Daniel Rangel is following the negotiations for Rethink Trade, an advocacy group skeptical of corporate influence over international agreements. He told me the agreements had become a kind of back door to affect privacy rules globally. “Basically it would give tech companies an avenue to push the U.S. government to challenge those legal regimes if a country decides to enforce it,” Rangel said.

Tech companies have an obvious interest in all of this. Companies like Meta and Google collect a lot of personal data, and every new regulation makes it more expensive to handle and less lucrative to collect. International agreements like this are one of the few ways to discourage countries from passing GDPR-style data regulations or strengthening the ones they already have. So naturally, there’s been a lot of thought leadership from tech-aligned policy groups about exactly how U.S. representatives should approach things.

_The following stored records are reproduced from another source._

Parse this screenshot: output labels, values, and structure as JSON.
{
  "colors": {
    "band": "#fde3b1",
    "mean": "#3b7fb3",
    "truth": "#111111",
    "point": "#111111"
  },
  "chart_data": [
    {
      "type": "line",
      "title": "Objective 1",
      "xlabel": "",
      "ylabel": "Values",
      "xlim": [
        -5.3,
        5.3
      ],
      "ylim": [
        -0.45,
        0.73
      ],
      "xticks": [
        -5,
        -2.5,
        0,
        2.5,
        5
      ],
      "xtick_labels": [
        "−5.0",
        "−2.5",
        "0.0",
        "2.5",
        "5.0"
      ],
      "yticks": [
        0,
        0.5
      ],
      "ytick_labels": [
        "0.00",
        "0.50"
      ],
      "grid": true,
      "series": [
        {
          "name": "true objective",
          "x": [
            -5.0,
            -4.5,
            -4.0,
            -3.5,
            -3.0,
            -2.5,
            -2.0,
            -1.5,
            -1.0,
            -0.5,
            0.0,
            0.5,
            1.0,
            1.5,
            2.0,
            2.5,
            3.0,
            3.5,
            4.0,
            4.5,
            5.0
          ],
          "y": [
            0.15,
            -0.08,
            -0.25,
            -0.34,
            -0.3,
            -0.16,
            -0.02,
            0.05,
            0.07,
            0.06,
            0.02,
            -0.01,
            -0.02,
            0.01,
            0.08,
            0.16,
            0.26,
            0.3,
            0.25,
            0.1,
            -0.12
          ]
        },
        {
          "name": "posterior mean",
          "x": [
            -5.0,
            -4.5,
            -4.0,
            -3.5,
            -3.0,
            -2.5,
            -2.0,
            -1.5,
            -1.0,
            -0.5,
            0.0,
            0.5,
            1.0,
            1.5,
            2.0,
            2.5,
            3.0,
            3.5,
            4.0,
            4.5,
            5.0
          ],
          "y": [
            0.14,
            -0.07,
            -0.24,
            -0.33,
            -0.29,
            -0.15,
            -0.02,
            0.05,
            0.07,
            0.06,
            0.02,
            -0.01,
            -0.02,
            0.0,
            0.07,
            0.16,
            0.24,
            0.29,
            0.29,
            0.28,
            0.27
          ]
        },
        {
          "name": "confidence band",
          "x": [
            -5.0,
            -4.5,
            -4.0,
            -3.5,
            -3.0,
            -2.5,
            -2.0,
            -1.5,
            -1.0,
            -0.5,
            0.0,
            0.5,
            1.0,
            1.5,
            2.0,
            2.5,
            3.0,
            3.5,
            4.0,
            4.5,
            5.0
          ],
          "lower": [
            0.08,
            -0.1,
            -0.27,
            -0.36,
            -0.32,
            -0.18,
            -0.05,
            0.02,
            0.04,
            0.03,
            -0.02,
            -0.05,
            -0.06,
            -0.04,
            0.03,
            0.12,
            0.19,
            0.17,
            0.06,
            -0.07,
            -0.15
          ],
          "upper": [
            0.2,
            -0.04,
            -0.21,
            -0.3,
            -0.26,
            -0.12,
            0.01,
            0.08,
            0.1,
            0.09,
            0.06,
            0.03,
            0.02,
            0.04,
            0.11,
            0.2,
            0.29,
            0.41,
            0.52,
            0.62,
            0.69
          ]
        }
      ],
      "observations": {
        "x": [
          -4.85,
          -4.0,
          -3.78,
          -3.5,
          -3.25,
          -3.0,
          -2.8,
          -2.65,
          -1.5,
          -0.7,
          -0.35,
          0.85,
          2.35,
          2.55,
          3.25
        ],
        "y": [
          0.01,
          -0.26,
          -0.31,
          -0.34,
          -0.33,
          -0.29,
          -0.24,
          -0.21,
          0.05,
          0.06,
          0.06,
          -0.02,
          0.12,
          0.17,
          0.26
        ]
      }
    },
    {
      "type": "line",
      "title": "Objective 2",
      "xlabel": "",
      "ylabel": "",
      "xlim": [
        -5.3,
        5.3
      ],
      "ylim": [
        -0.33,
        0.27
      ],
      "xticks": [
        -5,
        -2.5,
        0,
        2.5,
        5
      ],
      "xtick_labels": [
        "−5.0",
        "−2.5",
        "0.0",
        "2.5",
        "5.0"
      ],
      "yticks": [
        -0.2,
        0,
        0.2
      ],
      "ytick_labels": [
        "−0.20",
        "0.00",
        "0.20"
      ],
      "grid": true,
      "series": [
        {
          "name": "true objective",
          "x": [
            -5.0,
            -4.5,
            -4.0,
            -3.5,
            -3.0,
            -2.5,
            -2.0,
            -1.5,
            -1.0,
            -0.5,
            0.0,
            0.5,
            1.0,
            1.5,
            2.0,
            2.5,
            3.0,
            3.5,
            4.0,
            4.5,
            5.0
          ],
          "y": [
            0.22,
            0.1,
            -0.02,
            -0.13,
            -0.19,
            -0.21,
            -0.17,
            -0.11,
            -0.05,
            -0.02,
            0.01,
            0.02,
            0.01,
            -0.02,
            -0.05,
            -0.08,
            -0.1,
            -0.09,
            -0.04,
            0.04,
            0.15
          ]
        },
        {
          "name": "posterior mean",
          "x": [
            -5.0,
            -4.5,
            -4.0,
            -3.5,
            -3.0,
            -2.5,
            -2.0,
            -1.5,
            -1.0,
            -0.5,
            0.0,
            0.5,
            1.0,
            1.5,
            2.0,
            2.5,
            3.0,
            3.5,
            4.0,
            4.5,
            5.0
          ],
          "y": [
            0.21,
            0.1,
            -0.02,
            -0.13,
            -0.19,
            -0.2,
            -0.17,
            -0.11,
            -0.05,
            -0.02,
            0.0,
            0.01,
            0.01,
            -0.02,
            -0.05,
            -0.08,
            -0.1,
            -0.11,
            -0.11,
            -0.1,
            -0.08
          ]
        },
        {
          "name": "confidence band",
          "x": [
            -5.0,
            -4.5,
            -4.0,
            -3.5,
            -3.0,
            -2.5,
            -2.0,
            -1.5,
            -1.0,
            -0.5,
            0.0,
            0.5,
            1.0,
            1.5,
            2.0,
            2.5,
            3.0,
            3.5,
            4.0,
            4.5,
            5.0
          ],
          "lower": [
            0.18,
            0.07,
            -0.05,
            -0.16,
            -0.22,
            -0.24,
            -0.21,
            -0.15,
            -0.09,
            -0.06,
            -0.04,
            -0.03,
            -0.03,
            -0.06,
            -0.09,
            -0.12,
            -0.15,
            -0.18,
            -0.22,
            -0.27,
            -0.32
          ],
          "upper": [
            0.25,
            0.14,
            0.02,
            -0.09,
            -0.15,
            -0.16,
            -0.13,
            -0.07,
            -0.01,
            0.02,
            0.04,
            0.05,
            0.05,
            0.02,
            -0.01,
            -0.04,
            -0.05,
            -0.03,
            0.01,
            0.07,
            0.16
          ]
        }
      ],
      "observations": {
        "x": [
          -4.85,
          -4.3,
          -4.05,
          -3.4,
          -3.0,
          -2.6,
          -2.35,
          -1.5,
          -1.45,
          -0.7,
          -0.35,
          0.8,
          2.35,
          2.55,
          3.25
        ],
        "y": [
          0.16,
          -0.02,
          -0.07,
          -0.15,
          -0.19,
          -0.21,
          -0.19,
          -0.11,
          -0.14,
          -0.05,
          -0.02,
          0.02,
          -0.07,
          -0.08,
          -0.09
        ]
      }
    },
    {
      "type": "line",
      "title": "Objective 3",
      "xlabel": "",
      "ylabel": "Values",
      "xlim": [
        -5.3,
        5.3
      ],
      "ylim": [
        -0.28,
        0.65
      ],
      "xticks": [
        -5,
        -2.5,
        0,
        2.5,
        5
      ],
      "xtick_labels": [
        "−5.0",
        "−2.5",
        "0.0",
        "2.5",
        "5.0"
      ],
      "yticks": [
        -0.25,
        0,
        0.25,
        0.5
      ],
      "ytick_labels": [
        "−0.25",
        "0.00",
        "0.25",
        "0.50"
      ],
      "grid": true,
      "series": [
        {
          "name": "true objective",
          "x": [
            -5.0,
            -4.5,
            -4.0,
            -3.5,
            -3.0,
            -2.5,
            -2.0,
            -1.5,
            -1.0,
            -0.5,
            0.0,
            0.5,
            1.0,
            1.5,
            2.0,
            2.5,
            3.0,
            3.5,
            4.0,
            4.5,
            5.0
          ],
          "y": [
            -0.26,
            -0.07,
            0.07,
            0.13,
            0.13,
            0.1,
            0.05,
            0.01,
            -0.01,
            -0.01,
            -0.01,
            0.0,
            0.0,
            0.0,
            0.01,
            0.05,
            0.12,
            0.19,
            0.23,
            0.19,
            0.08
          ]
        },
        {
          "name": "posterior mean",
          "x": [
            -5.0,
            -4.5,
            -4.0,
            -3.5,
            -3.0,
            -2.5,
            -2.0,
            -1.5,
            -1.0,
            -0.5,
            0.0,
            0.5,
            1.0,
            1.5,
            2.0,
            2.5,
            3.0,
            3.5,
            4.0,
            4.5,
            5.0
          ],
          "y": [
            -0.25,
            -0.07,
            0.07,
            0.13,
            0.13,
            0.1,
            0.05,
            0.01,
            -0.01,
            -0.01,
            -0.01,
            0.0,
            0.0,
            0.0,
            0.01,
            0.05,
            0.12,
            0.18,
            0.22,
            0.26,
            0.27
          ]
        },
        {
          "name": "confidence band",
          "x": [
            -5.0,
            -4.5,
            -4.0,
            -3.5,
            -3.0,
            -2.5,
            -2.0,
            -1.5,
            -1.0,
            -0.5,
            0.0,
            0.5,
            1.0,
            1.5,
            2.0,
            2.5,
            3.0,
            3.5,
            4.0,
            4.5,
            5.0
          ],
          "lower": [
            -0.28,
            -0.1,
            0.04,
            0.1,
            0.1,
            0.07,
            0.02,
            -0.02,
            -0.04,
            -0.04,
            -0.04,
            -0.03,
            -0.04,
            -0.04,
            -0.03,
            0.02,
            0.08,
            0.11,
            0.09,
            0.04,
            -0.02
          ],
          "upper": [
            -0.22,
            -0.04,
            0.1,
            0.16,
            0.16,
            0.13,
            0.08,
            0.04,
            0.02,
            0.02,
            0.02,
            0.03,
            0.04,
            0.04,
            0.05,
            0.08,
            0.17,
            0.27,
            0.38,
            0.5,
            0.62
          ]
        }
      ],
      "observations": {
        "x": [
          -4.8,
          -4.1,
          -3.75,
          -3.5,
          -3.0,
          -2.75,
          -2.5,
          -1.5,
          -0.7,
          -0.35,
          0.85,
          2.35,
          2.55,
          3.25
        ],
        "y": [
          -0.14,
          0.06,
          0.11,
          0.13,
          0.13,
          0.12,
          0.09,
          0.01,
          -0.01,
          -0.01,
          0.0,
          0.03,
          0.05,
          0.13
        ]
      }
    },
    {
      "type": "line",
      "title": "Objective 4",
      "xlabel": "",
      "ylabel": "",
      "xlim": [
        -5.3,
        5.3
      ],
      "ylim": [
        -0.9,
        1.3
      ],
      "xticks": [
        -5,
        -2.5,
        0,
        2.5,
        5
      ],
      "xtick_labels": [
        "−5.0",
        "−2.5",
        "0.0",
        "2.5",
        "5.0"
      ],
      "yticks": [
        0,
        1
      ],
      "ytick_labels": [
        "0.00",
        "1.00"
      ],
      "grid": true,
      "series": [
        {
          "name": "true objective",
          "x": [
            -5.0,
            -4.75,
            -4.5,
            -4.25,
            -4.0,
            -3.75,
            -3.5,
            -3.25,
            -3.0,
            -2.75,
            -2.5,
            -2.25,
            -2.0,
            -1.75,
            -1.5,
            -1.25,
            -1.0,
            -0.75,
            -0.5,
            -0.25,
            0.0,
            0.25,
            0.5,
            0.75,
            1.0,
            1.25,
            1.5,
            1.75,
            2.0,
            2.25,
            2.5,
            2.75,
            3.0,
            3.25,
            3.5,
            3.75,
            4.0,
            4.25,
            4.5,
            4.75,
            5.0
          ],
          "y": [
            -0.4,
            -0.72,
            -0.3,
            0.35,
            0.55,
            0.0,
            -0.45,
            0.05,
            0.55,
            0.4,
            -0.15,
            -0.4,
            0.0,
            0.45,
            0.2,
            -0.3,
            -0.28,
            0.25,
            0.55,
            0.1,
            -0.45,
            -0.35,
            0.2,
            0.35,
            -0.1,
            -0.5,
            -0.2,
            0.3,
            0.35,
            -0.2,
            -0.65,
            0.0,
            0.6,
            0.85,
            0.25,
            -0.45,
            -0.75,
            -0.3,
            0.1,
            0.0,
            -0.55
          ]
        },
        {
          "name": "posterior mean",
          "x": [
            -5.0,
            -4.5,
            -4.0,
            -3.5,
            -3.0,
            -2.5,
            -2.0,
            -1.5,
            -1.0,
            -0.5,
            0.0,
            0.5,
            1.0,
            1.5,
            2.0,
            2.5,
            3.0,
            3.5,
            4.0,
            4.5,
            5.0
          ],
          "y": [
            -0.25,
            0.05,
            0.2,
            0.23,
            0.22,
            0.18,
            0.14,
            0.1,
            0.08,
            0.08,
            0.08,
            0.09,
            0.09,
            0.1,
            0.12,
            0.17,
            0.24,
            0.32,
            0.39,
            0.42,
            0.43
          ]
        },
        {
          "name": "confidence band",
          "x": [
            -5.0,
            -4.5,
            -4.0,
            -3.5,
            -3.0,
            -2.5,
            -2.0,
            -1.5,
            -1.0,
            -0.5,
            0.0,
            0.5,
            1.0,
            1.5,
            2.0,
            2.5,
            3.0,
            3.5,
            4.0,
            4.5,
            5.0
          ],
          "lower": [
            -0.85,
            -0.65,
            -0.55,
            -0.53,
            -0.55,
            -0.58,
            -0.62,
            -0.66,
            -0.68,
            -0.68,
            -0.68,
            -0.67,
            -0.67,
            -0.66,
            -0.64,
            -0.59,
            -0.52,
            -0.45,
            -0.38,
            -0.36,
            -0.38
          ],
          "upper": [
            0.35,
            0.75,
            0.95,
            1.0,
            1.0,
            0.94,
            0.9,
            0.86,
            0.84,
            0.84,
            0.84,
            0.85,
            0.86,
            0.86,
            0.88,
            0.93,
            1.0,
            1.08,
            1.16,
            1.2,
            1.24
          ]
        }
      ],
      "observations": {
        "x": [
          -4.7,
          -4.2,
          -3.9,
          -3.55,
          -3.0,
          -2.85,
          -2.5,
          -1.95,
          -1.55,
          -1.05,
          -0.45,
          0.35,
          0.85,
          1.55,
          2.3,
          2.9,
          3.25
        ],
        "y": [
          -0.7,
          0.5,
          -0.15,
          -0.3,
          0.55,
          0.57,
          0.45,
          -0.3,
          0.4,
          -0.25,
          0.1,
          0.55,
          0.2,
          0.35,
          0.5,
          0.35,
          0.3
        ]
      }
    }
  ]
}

Meta and Google aren’t part of the WTO, so the question is who will go to bat for their interests. And the tech companies’ biggest defender is usually the United States — that’s why copyleft groups were so unhappy with the Trans-Pacific Partnership — but this round has played out a bit differently. In October, the Biden White House abruptly withdrew support for some of the most controversial clauses in the JSI, describing them as “proposals that might prejudice or hinder those domestic policy considerations.” As long as the U.S. is mulling over its own data rules, the country doesn’t want to negotiate any treaties that would limit its options.

That leaves negotiations in an uncertain place. Most observers expect some kind of replacement proposal to emerge, even if it doesn’t come from the U.S. Rangel is paying particular attention to the WTO’s ministerial conference next month in Abu Dhabi, which might shake loose some kind of deal. If the U.S. announces a new position in advance of the deal, a replacement could come together in a matter of weeks — all without any meaningful input from the rest of the world.

“When this kind of negotiation gets to a point where there’s a political call to make, it could move very fast, very easily,” Rangel told me.